Abstract

Understanding premature ignition or preignition is of great importance as this phenomenon influences the design and operation of internal combustion engines. Preignition leading to super-knock restricts the efficiency of downsized boosted engines. To gain a fundamental understanding of preignition and how it affects an otherwise homogeneous ignition process, a shock tube may be used to decipher the influence of fuel chemical structure, temperature, pressure, equivalence ratio and bath gas on preignition. In a previous work by Javed et al. (2017), ignition delay time measurements of n-heptane showed significantly expedited reactivity compared to well-validated chemical kinetic models in the intermediate-temperature regime. In the current work, ethanol is chosen as a representative fuel that, unlike n-heptane, does not exhibit negative temperature coefficient (NTC) behaviour.
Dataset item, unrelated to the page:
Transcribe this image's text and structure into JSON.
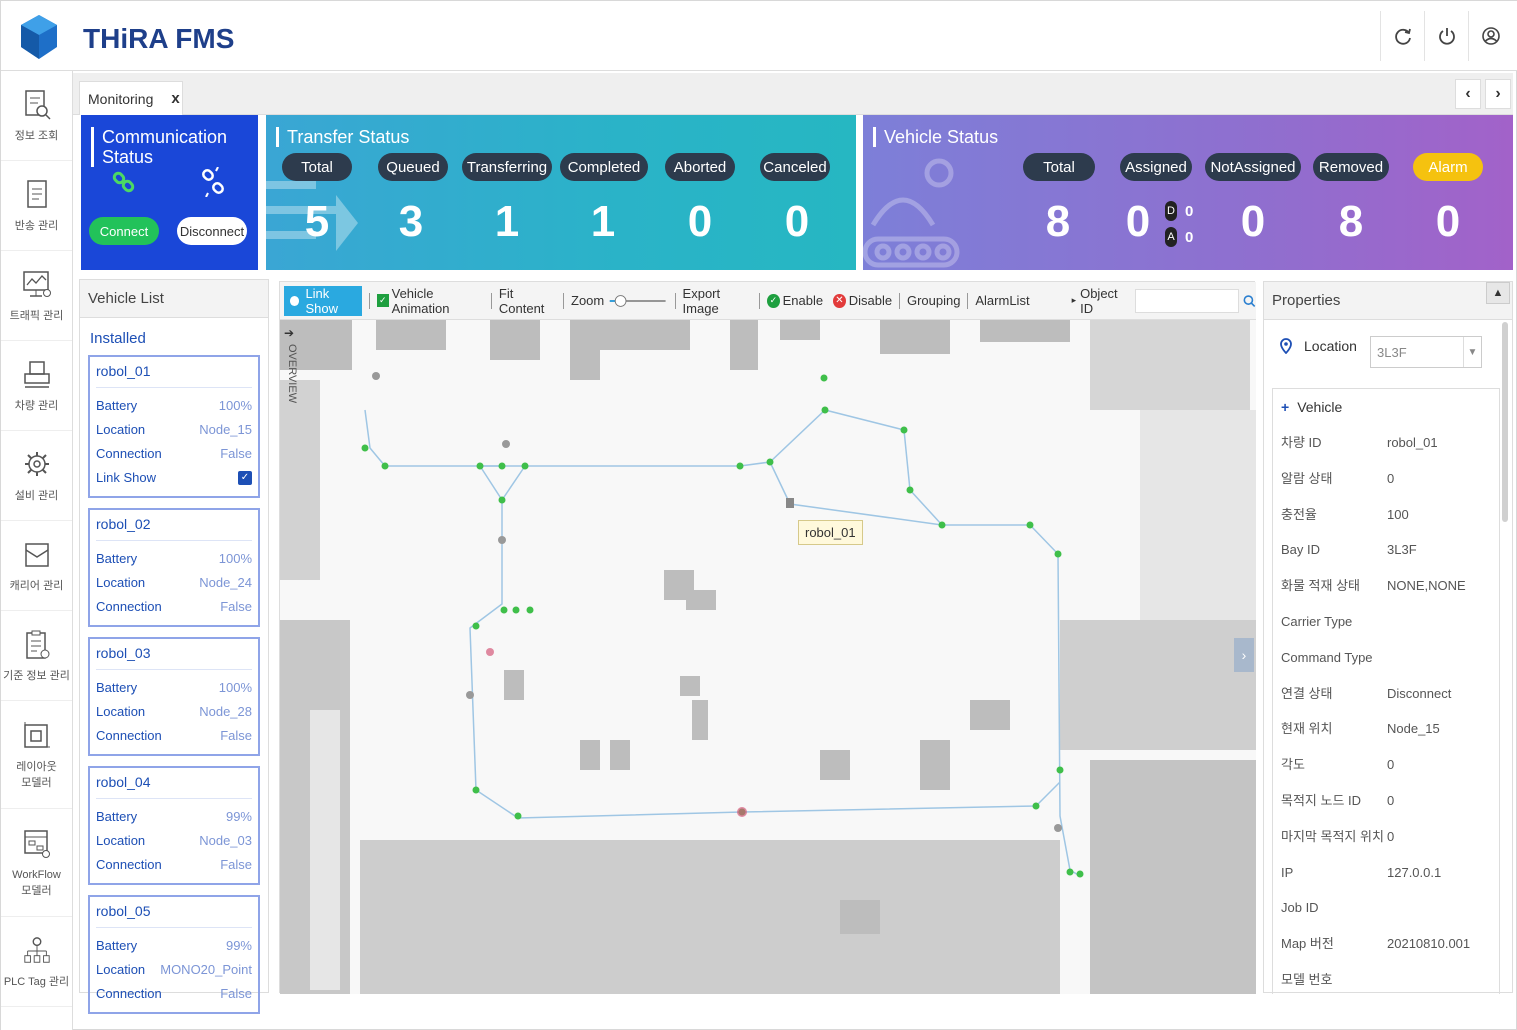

Reactive mixtures containing 2.9% and 5% of ethanol at equivalence ratios of 0.5 and 1 were used for the measurement of ignition delay times behind reflected shock waves at 2 and 4 bar. Effect of bath gas was studied with mixtures containing either Ar or N2. In addition to conventional side-wall pressure and OH* measurements, a high-speed imaging setup was utilized to visualize the shock tube cross-section through a transparent quartz end-wall. The results suggest that preignition events are more likely to happen in mixtures containing higher ethanol concentration and that preignition energy release is more pronounced at lower temperatures. High-speed imaging shows that low-temperature ignition process is usually initiated from an individual hot spot that grows gradually, while high-temperatures ignition starts from many spots simultaneously which consume the reactive mixture almost homogeneously.